O Brasil está tendo uma performance melhor em termos de investimento privado, que está acima dos nossos pares entre os países emergentes. Boa parte é fruto dos projetos aprovados, como a reforma do saneamento. É uma recuperação rápida. O investimento público, que é necessário, passa por essa melhoria da eficiência do orçamento.

4) É possível reverter essa percepção de piora das contas públicas depois da votação do orçamento com mais despesas?
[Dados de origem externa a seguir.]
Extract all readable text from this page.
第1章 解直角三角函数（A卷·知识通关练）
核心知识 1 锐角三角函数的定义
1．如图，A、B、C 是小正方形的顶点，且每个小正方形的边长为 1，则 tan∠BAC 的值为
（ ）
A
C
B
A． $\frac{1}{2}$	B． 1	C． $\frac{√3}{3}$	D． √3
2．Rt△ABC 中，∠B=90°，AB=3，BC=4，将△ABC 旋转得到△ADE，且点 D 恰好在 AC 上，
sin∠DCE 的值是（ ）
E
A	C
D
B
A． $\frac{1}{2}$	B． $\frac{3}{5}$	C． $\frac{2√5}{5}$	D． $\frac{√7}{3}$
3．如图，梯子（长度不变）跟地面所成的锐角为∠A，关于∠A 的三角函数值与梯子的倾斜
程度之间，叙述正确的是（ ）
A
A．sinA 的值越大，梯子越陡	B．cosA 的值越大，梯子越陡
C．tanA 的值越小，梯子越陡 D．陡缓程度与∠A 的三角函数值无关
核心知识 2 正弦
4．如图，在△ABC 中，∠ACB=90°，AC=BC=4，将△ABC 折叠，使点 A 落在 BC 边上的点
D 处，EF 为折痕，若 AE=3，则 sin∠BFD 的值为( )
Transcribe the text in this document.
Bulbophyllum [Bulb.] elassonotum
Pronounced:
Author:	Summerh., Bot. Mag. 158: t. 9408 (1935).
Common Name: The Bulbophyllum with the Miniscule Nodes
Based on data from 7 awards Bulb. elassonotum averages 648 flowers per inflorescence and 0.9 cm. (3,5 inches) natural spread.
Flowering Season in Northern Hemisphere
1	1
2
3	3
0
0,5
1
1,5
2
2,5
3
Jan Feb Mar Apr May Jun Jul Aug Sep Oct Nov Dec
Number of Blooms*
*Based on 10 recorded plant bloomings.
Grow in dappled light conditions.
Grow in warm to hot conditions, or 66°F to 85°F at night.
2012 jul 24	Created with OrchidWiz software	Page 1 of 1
O fato é que o teto de gastos não acabou, não morreu. Por ora, não estamos com a percepção de ter saído tanto das nossas projeções. Mas teremos que fazer ajustes no Orçamento ao longo do primeiro semestre. Em 2022, não vamos chegar ao superávit primário, mas estamos na direção.

5) Quais ajustes?

Ajustes de despesas que a dotação ficou a abaixo (do necessário) do que pedimos. Vamos ter que recompor. Terá ter complementação de algumas despesas por projeto de lei. Devemos começar com um orçamento mais restritivo na execução e depois vamos fazer um projeto de lei para ajustar essas despesas, principalmente nas obrigatórias para a recomposição.

6) Como o governo fará essa recomposição?

Com remanejamento em detrimento de outras despesas. Mas é bem diferente do que aconteceu no ano passado, quando teve um corte muito grande das despesas obrigatórias que não eram factíveis. Estamos ainda ajustando os detalhes.

7) O orçamento de 2022 é administrável?

Sim, é administrável. A nossa expectativa é que clareando a PEC dos Precatórios (já promulgada), e a aprovação do Orçamento há um espaço, sim, para ancorar as expectativas e voltar parte dos prêmios de risco (dos títulos públicos) que aumentaram. Se voltará tudo, não sei dizer, porque estamos entrando num ano eleitoral, que sempre gera ruído. Mas já voltou boa parte, e nossa expectativa é essa. Na dívida externa, houve um aumento do custo de 60 pontos-base dos papeis brasileiros em relação aos países emergentes. Achamos que não se justifica. Há um espaço para voltar partes desses prêmios.